Лелем прозвали Есенина, когда он появился в петербургских гостиных, очаровав хозяек своими золотыми кудрями и поддевкой. Но так же как эта одежда была стилизацией, благословленной лукавым Клюевым, так прозвище «Лель» явилось сусальной оберткой, не больше.
Ход размышлений Яхонтова не имел отношения ни к какой стилизации. Он был продиктован ощущением уникальности есенинского дара.
Тема «узловой завязи» человека и природы — одна из главных поэтических идей Есенина. В упомянутом исследовании А. Марченко она разработана глубоко, со всех сторон. Там, между прочим, в примечательном контексте мелькает фигура Яхонтова. Приводятся воспоминания, как однажды за ресторанным столиком Дома актера Яхонтов буквально «зачитал» есенинскими стихами К. Федина, Б. Пастернака и Я. Смелякова. «Нет, как это хорошо, как поэтически чисто», — восхищался Борис Леонидович, а когда, кончив читать, Яхонтов ушел… начал спорить со Смеляковым о непревзойденности есенинской поэзии, да с такой горячностью, что К. А. Федин, «глядя веселыми изумленными глазами на эту сцену, пожалуй, даже не без особого осуждения произносил: „Борис, Борис, ну что это, ей-богу…“»
Этот случай относится к началу 30-х годов. «Когда, кончив читать, Яхонтов ушел…» — характерная деталь. Уместно заметить, что Яхонтов не только никогда не пил, но и не вступал в застольные споры о литературе. Оказываясь в подобных застольях, он чаще всего молчал. Когда просили, читал. Если слушали, мог читать бесконечно.

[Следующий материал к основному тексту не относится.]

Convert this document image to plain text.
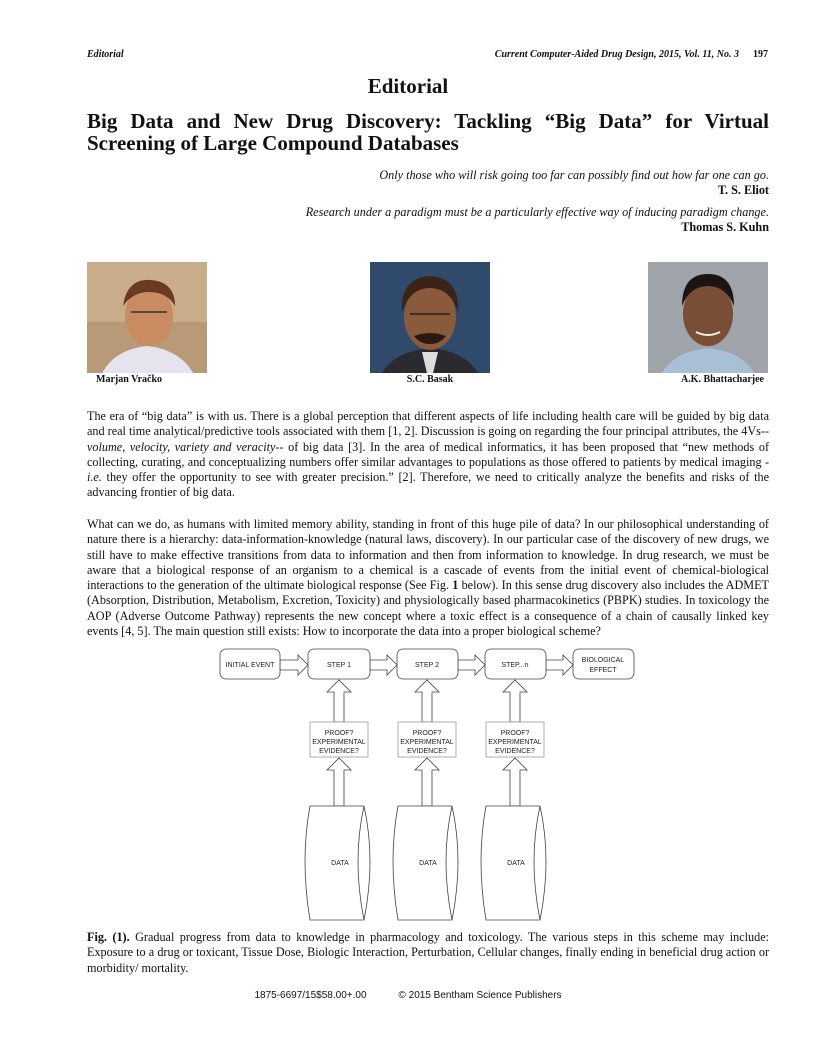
Editorial	Current Computer-Aided Drug Design, 2015, Vol. 11, No. 3 197
Editorial
Big Data and New Drug Discovery: Tackling “Big Data” for Virtual Screening of Large Compound Databases
Only those who will risk going too far can possibly find out how far one can go.
T. S. Eliot
Research under a paradigm must be a particularly effective way of inducing paradigm change.
Thomas S. Kuhn
Marjan Vračko	S.C. Basak	A.K. Bhattacharjee
The era of “big data” is with us. There is a global perception that different aspects of life including health care will be guided by big data and real time analytical/predictive tools associated with them [1, 2]. Discussion is going on regarding the four principal attributes, the 4Vs-- volume, velocity, variety and veracity-- of big data [3]. In the area of medical informatics, it has been proposed that “new methods of collecting, curating, and conceptualizing numbers offer similar advantages to populations as those offered to patients by medical imaging - i.e. they offer the opportunity to see with greater precision.” [2]. Therefore, we need to critically analyze the benefits and risks of the advancing frontier of big data.
What can we do, as humans with limited memory ability, standing in front of this huge pile of data? In our philosophical understanding of nature there is a hierarchy: data-information-knowledge (natural laws, discovery). In our particular case of the discovery of new drugs, we still have to make effective transitions from data to information and then from information to knowledge. In drug research, we must be aware that a biological response of an organism to a chemical is a cascade of events from the initial event of chemical-biological interactions to the generation of the ultimate biological response (See Fig. 1 below). In this sense drug discovery also includes the ADMET (Absorption, Distribution, Metabolism, Excretion, Toxicity) and physiologically based pharmacokinetics (PBPK) studies. In toxicology the AOP (Adverse Outcome Pathway) represents the new concept where a toxic effect is a consequence of a chain of causally linked key events [4, 5]. The main question still exists: How to incorporate the data into a proper biological scheme?
INITIAL EVENT	STEP 1	STEP 2	STEP...n
BIOLOGICAL
EFFECT
PROOF?
EXPERIMENTAL
EVIDENCE?
DATA
PROOF?
EXPERIMENTAL
EVIDENCE?
DATA
PROOF?
EXPERIMENTAL
EVIDENCE?
DATA
Fig. (1). Gradual progress from data to knowledge in pharmacology and toxicology. The various steps in this scheme may include: Exposure to a drug or toxicant, Tissue Dose, Biologic Interaction, Perturbation, Cellular changes, finally ending in beneficial drug action or morbidity/ mortality.
1875-6697/15$58.00+.00	© 2015 Bentham Science Publishers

За приведенным случаем в книге Марченко следуют интересные размышления о Пастернаке и Есенине и их разном отношении к природе: «Для Пастернака… природа — всегда вне его. „Родная, громадная“ — в нее можно влюбиться „по гроб и без памяти“, но уподобиться ей, стать ею — невозможно… На своей, на мужской стороне он волен взламывать любые загадки, но как только попадает на ту — всегда таинственную для него „половину“, где хозяйничает „сестра“ его — „жизнь“, — он снова из аналитика и допрашивателя превращается в вечного влюбленного. И, весь уйдя в зрение, боится заметить на женственном лике природы уже бывшее, уже знакомое выражение: она не должна повторяться, не должна раскрывать секретов своей прелести, иначе конец ее власти, ее неограниченному могуществу, а значит — и „творчеству и чудотворству“. И дальше: „Есенин не мог не показаться Пастернаку человеком с того берега, с той таинственной половины, на которую ему вход заказан“.

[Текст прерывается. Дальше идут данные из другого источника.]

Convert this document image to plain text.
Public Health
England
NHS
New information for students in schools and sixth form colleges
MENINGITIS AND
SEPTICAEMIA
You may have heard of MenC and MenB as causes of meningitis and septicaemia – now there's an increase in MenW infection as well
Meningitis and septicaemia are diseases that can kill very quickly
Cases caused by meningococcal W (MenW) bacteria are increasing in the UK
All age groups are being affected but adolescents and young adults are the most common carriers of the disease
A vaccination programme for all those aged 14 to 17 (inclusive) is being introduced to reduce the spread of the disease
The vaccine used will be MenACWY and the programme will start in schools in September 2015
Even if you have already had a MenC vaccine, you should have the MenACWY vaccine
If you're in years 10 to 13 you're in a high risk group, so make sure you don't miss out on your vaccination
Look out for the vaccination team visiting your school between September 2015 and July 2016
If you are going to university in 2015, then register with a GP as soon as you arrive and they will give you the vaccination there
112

В этих строках между тем частичный ответ на вопрос об отношении Яхонтова к поэзии Пастернака. Вокруг его стихов Яхонтов ходил, не прикасаясь, говорил, что они никак „не ложатся на голос“. Речь идет об очень тонких особенностях и различиях поэтических натур. Яхонтов нередко в своем восприятии жизни и поэзии уподоблялся скорее поэту, чем актеру. Выбирая же среди признанных поэтов себе близкого, он интуитивно переходил на ту „половину“, где чувствовал себя свободно, под вопросом оставляя то, что для него неорганично. Он не читал Пастернака, но часами мог читать труднейшего для многих Хлебникова. „Хлебников заменял нам природу“.
Есенин звучал как с детства известный родной мотив.
„Женственный лик природы“. Это как в старом доме — есть женская половина, на которую кому-то ход заказан, а другому дан ключ. Яхонтов-художник держал в руке этот ключ, как и Есенин. К есенинской поэзии он подошел, как к женским своим ролям. По тональности исполнения это напоминало пушкинскую Татьяну, созданную на два года раньше: та же незамутненная простота, та же полная растворенность в чужом внутреннем мире, естественное существование в нем.
В немногих сохранившихся на пленке записях есенинских стихов, первое, что восхищает, — простота.
Обращение не к женщине вообще, и не к любимой, не к жене, не к знакомой, а к сестре. Яхонтов передает интонацией именно это: брат просит сестру спеть песню, которую им пела мать. Брат, сестра, мать. Единый родственный узел. Просьба в стихах „Сестре Шуре“ звучит рефреном, трижды, и каждый раз после этих слов внутри строки Есенин ставит точку. У Яхонтова — пауза. Брат слушает. Эта пауза не нарушает песенного склада и ритма стиха, но она обязательна, потому что сами стихи слагаются в параллель другому, неслышимому мотиву — тому, который тихо напевает сестра. Возникает эффект двойного звучания: стихи-песня звучат как бы на фоне другой, женской, деревенской песни. „Ты мне пой“. Яхонтов, кажется, тихо вздыхает. И прямо из-под строки слышится тот, желанный, с детства знакомый мотив.